When Obasanjo came back under the civilian rule because my children complained they didn’t want the military rule, I forced him into launching National Special Programme for Food Security in 2003. Jonathan introduced Agricultural Transformation Agenda and my Buhari is still battling to make things work under his Agricultural Promotion Policy.

It is now that I understand the real problem of having many children. Look at the trouble! All the policies were only to provide food on the table of my family. Now I’m not even talking about children, it is grandchildren and great grand children. But since they all want me to call them children, so be it.
My problem now is, my own children whom I bore are losing faith in me. It sickens me.
These days I’m not getting sound sleep. Anytime I recline to have some rest, the realisation that good number of my kids are going to bed hungry jolts me and sleep eludes my eyes, that’s how I will wake up and sit on the edge of my bed in utter pang of discomfort.
Even I who bore these children that you now see and regard as big and influential, I go to bed without eating, sometimes. How can a caring mother eat in peace when some of her sons and daughters are not getting what to eat?

These days, our children do not listen to us. Look at what my children across my 36 lands are doing! It is annoying that many of them are not doing enough, and that is why the pressure is way too much for my old son that looks after the whole me. But I’m not vouching for what Buhari my son is doing. Me, I don’t know what is wrong with him. My old friend advised me to take this Buhari to a ‘traditional healer’, that it was not for nothing that he is behaving this way. I didn’t want disappointment, I just went straight to a local traditional healer without his consent and got some amulets that confer protection against evil, but when I gave them to him, he scorned at me and threw them away. That’s why I left him to his own devices now.

Now that I’m receiving goodwill messages on the occasion of my 60th anniversary as independent mother, I’m just getting vacillated between bursting into thunderous laughter and yelling a cry. Me, everything of me is just done against my inclination. Can you call this independence?
This corona that you talk about, if I were left to manage it my way, would I have shut down the country and throw my children into penury? Those people are still dictating how I steer the wheel.
Those friends of mine that we got independence together, are they not all prosperous now? Look at what they are producing, how the quality of life of their children is, how strong their economy is, how good their education is, how…how…how…I don’t want to talk about it.

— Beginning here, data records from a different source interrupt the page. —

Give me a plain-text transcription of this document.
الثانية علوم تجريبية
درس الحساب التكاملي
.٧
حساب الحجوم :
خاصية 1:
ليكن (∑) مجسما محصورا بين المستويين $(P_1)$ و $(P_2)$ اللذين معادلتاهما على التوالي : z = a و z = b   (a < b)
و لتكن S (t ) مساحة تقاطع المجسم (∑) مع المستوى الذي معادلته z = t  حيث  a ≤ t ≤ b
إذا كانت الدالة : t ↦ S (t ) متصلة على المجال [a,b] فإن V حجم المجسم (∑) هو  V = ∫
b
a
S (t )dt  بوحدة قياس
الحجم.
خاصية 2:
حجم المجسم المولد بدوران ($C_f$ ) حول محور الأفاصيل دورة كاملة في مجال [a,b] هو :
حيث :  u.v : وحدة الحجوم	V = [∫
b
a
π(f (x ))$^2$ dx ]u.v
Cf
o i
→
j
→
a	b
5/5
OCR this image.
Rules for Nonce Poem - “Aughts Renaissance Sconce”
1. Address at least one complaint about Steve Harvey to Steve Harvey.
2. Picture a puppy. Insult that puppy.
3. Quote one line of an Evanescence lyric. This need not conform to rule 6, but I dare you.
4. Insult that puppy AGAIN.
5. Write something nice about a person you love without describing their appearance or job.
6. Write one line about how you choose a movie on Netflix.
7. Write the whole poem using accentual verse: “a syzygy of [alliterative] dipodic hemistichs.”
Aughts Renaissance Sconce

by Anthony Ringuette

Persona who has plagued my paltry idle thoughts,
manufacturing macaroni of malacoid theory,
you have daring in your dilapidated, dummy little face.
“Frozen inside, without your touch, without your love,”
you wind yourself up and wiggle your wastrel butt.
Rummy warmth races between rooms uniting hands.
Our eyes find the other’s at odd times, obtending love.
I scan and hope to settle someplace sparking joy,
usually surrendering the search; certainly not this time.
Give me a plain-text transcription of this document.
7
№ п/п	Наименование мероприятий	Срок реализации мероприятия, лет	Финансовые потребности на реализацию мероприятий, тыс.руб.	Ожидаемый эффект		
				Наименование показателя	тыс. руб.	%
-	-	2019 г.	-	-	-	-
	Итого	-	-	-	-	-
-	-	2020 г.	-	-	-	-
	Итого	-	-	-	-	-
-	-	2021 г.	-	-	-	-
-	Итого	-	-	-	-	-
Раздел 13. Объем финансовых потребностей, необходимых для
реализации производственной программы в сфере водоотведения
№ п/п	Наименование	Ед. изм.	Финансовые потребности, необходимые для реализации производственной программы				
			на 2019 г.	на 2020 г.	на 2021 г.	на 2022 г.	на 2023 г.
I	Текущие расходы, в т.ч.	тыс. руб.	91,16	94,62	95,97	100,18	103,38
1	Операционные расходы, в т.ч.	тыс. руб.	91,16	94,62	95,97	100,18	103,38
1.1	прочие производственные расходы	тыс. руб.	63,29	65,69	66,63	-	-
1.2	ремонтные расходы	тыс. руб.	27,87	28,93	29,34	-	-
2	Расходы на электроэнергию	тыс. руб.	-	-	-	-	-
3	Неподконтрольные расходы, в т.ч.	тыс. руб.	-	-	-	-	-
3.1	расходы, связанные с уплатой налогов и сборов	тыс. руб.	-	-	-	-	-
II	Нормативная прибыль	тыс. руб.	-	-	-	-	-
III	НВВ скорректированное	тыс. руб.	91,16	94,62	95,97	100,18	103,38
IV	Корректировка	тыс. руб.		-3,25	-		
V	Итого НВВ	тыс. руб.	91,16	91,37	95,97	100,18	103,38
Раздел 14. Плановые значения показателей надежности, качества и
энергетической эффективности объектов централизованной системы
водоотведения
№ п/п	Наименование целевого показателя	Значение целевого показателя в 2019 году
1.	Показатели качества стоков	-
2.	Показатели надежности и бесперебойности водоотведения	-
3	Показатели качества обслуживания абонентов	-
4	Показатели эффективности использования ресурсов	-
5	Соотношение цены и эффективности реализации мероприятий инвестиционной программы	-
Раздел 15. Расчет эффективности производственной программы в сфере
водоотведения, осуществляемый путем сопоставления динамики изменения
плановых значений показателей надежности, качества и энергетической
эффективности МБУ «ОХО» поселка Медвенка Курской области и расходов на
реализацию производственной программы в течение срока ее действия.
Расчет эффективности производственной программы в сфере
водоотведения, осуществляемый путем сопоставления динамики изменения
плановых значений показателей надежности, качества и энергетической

I know it is an internal issue, but I have to say it. Amongst my children, there are good and there are bad ones. The few privileged ones I have now are not as those I had before. All they care about now is to amass wealth at the expense of the less privileged ones.
That is why I myself gave up. I’m fed up! My own children no longer listen to me these days. Why shouldn’t I forget about my existence then? I do not blame those who think my anniversary at 60 shouldn’t be celebrated. They are my children, I feel their agony. They are not being treated well. My gaining independence didn’t translate into impacting positively on their lives. I’m weak. I’m helpless. Those assigned to do the domestic chores have betrayed me and I don’t have the strength to force them to change.
Since I was told I’ll be celebrated today as I turned 60 as a free, independent mother of Africa, what reason have I not to appear in my best attire even if I have crises inside me!